Angústia diante do envelhecimento e de suas limitações, da necessidade da
comunicação precisa com a qual compartilhamos o mundo pessoal, nossas respostas
ao encantamento da vida, de suas belezas, perplexidades, mas também de seus dramas
e crises. Trata-se de uma aprendizagem dificílima e poucos de nós conseguem
levar essa tarefa adiante comprometido com a excelência das escolhas e com a
fidelidade íntima que leva a uma vida feliz.
O
segundo dos desafios se dá no âmbito social, onde nossa existência é
compartilhada com todos os homens, com o destino comum da humanidade, mas
desafio vivido numa pátria pela qual se concretiza, em nosso tempo, essa
humanidade comum. E para a nossa afirmação como sociedade nacional é preciso o
enfrentamento dos desafios materiais e dos outros problemas sociais,
econômicos, morais, jurídicos e políticos que podem ser resumidos por cultura.
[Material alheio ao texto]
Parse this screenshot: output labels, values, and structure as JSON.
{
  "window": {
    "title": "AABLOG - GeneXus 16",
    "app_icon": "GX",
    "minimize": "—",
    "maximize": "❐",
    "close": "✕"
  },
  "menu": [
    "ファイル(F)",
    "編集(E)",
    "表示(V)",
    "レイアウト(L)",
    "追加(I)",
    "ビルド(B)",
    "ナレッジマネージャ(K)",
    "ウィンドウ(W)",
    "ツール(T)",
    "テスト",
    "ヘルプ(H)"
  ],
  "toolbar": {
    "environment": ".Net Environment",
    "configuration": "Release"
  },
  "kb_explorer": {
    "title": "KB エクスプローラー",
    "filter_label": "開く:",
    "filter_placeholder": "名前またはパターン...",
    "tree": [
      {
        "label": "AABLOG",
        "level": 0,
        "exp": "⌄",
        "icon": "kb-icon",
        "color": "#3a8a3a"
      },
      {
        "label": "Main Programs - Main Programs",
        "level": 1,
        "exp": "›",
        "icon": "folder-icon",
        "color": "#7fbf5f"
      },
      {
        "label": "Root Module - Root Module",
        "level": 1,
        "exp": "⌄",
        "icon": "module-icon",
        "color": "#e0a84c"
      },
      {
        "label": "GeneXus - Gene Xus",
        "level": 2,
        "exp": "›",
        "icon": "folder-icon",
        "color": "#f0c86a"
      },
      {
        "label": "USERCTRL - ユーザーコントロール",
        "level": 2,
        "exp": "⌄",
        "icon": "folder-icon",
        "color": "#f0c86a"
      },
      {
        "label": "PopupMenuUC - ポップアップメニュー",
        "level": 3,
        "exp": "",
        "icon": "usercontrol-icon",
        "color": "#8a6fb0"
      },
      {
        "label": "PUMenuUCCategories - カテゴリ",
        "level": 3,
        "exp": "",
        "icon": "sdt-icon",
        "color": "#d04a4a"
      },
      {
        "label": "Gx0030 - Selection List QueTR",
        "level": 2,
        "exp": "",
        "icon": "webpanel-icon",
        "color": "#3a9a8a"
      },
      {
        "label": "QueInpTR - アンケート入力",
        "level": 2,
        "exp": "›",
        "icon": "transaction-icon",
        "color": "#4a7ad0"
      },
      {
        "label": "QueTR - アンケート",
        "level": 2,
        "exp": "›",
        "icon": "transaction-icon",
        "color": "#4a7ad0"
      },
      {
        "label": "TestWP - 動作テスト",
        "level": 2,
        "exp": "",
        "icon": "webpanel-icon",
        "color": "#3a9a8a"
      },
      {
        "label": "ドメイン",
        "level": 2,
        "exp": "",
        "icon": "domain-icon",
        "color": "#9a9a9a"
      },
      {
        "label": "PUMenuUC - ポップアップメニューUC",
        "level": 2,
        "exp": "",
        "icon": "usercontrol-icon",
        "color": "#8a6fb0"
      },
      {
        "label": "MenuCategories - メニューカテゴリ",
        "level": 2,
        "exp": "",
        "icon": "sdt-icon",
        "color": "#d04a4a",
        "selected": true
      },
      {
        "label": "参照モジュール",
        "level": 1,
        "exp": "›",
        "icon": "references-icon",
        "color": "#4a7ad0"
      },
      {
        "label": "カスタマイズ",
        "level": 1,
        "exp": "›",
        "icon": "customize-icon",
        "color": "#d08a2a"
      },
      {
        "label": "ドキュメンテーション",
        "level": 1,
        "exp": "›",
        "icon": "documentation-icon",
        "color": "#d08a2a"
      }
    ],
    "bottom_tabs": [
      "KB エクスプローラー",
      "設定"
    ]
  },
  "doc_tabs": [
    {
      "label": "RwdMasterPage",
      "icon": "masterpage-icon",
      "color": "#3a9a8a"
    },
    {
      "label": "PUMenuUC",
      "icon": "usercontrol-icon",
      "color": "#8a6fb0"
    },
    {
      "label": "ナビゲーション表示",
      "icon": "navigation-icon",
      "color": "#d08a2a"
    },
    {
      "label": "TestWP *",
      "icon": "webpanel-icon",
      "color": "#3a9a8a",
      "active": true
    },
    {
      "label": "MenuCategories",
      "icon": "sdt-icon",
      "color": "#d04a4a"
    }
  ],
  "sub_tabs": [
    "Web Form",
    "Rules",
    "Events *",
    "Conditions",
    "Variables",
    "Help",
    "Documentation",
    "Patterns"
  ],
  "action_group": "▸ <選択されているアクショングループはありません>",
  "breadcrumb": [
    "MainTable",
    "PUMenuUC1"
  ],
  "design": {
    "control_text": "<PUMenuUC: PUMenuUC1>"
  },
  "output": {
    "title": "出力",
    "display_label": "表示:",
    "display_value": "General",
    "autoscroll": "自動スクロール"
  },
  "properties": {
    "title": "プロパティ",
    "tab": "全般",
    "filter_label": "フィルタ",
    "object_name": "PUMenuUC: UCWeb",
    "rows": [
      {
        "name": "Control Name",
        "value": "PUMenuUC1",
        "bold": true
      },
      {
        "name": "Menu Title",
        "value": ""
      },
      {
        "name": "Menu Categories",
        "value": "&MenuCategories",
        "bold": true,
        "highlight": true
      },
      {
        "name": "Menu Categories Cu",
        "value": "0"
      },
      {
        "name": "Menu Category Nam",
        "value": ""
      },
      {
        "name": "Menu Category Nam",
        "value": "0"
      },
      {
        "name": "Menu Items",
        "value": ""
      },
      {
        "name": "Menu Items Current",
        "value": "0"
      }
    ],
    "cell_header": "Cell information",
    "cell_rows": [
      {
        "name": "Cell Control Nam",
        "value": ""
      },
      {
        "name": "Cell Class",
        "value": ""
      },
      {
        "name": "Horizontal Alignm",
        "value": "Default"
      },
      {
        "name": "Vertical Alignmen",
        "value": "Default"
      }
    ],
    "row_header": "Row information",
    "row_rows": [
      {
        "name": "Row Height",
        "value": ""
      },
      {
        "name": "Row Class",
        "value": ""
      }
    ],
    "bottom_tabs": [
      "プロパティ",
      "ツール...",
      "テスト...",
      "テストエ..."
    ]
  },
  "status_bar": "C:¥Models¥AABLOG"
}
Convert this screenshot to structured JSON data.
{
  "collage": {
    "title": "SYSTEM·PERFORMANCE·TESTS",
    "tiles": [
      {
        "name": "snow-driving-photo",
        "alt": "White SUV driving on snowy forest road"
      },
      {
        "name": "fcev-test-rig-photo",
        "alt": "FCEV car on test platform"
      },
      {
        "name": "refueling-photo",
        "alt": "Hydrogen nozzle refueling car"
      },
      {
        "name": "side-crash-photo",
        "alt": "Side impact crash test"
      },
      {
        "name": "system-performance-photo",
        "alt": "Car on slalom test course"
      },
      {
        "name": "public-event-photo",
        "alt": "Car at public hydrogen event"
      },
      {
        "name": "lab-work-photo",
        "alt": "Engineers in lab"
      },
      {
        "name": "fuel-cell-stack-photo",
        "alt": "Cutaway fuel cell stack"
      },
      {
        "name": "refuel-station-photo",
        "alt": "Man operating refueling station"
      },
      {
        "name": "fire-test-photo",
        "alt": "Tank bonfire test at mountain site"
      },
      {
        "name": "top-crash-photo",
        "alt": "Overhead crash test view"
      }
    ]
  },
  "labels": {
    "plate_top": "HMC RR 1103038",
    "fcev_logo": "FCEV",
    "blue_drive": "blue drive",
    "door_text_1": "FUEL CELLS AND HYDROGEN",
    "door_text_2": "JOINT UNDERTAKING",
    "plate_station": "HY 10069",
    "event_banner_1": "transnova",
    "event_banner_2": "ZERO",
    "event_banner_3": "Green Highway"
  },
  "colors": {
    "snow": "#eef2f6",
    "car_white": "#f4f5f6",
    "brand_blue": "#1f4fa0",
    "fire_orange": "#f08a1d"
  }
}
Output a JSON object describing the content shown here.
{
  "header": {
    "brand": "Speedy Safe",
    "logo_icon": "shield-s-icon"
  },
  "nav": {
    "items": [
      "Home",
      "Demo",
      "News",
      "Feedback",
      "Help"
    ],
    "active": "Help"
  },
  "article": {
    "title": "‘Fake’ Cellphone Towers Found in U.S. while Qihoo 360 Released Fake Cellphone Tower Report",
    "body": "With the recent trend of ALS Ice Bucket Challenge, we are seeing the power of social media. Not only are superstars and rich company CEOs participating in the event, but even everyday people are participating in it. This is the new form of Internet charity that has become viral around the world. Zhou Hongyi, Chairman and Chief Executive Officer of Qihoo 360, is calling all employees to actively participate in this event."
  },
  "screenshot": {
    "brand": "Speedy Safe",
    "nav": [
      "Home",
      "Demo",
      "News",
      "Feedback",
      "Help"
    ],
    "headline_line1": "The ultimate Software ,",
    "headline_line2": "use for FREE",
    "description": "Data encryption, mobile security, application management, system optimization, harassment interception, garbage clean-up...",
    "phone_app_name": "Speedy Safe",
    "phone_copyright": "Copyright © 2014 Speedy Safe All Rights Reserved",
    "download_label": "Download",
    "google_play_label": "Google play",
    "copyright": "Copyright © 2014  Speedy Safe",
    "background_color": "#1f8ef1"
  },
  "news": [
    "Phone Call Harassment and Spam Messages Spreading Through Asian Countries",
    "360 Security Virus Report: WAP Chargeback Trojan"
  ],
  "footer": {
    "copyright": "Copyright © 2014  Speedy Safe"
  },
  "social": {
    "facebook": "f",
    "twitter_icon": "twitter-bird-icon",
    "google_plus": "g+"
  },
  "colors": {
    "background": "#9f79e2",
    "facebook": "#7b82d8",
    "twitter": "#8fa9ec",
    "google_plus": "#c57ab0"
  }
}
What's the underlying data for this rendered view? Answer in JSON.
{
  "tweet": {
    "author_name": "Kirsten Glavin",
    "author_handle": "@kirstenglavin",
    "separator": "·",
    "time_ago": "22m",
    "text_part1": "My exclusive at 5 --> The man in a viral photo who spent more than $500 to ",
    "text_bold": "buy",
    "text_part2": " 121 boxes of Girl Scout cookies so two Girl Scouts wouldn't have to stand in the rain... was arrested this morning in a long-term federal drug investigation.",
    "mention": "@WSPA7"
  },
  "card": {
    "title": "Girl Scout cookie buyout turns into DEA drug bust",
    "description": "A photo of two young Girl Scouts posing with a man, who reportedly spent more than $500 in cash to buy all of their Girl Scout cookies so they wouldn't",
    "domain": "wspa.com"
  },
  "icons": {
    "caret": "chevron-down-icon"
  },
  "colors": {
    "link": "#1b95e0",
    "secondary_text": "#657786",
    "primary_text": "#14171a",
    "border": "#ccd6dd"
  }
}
O enfrentamento desses problemas exige respostas a muitos desafios, mas todos
começam pela imprescindível reflexão sobre nossa realidade, a origem e a
compreensão de seus problemas, como acentuou recentemente Paulo Margutti em Desenvolvimento, Cultura, Ética: as ideias
filosóficas de Mário Vieira de Mello, publicado em São Paulo, pela Loyola
(184 p).
Apesar
dos pontos frágeis da interpretação de Vieira de Mello sobre a realidade
brasileira, que Margutti aprofunda e discute em seu livro, ele valoriza o
esforço que Vieira de Mello fez para entender a realidade nacional ao qual se
soma seu próprio esforço de interpretação. Se quisermos entender nossas
dificuldades e começar a enfrentá-las de modo eficiente será preciso discutir
essas questões, mesmo que seja para discordar é preciso debater. Não impor, mas
esclarecer e clarear o caminho. O filósofo e diplomata Vieira de Mello analisou
inúmeros problemas da Europa, Estados Unidos e do Brasil de forma independente,
diz Margutti, "voltada para uma crítica desassombrada do mundo
contemporâneo" (p. 178). Só fazendo assim vamos ampliando a consciência de
nossos problemas e dos caminhos a trilhar. Ele passa, como disse Vieira de
Mello, pelo enfrentamento dos problemas morais que costuram a cultura, pelo
entendimento de nossos descaminhos e pela decisão pessoal e coletiva de mudar.